There are some requirements around people associated with a particular company taking an appointment as that firm’s liquidator but other than that it’s a pretty wild environment out there.
In response to constant petitioning by the industry, Parliament is inching towards introducing a regulatory regime. The current law allows for co-regulation, where the Crown will authorize an organisation to act as a regulator for insolvency practitioners. This is a model similar to the Law Society and the Institute of Chartered Accounts.
Whilst the industry is, mostly, strongly behind this bill those who use insolvency, the banks, IRD and other creditors, seem remarkably relaxed. None of them made any submissions on the proposed legislation.
Earlier this month Waterstone principal, Damien Grant, made an oral submission to the Select Committee overseeing the bill to back up his written submission that the industry was too small to adequately regulate itself and that a better approach would be to have a Crown agency, either the Companies Office or the FMA should act as the regulator.

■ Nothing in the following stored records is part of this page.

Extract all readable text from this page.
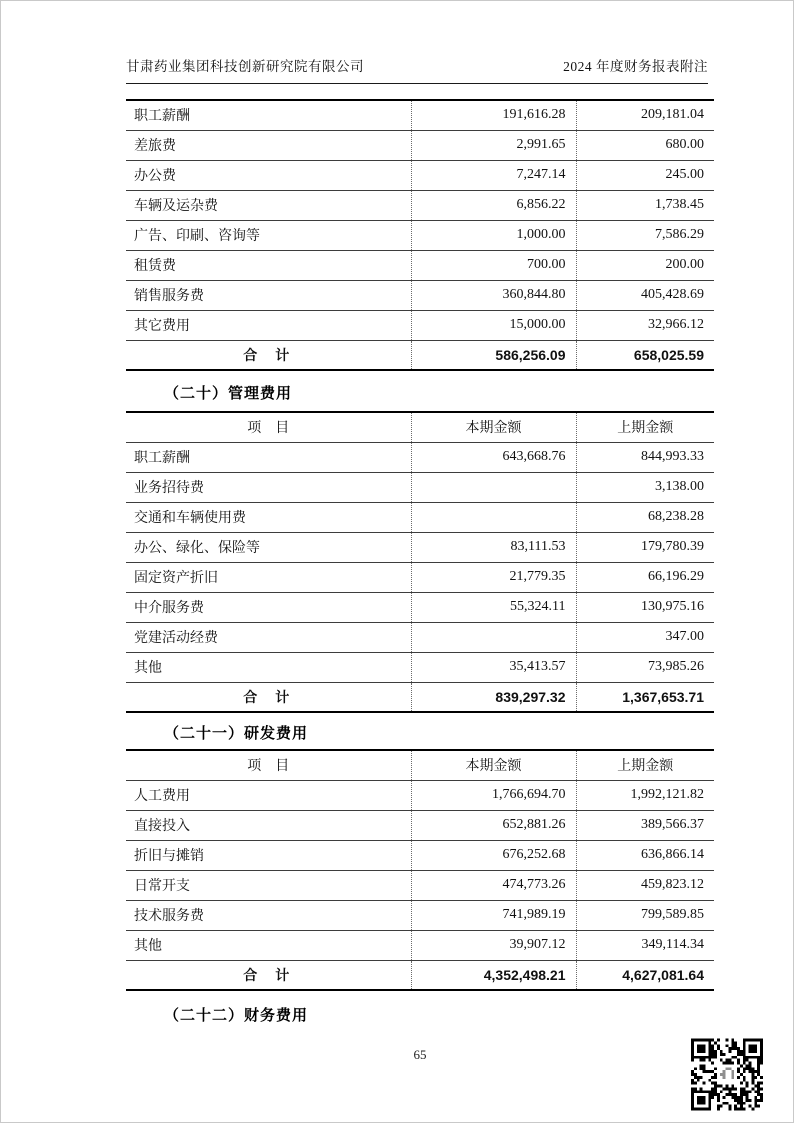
甘肃药业集团科技创新研究院有限公司	2024 年度财务报表附注
职工薪酬	191,616.28	209,181.04
差旅费	2,991.65	680.00
办公费	7,247.14	245.00
车辆及运杂费	6,856.22	1,738.45
广告、印刷、咨询等	1,000.00	7,586.29
租赁费	700.00	200.00
销售服务费	360,844.80	405,428.69
其它费用	15,000.00	32,966.12
合　计	586,256.09	658,025.59
（二十）管理费用
项　目	本期金额	上期金额
职工薪酬	643,668.76	844,993.33
业务招待费		3,138.00
交通和车辆使用费		68,238.28
办公、绿化、保险等	83,111.53	179,780.39
固定资产折旧	21,779.35	66,196.29
中介服务费	55,324.11	130,975.16
党建活动经费		347.00
其他	35,413.57	73,985.26
合　计	839,297.32	1,367,653.71
（二十一）研发费用
项　目	本期金额	上期金额
人工费用	1,766,694.70	1,992,121.82
直接投入	652,881.26	389,566.37
折旧与摊销	676,252.68	636,866.14
日常开支	474,773.26	459,823.12
技术服务费	741,989.19	799,589.85
其他	39,907.12	349,114.34
合　计	4,352,498.21	4,627,081.64
（二十二）财务费用
65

In addition, Waterstone petitioned the Select Committee to relax the onerous requirements around sacking a liquidator. At the moment a resolution to fire a liquidator requires a motion at a creditor’s meeting passing with both the number of creditors representing over half the total dollar value.
It is common to see a vote fail at a creditors’ meeting where the vast majority of creditors by dollar value want a new liquidator but a large number of ‘rats and mice’ creditors, usually associated in some way to the director, (his lawyer, accountant, life-coach) all vote to keep the liquidator in office.
At Waterstone, we would like to see this reformed where, if a simple majority of creditors by dollar value want a new liquidator then, unless a super-majority of 75% by number are opposed, then there is a change of liquidator.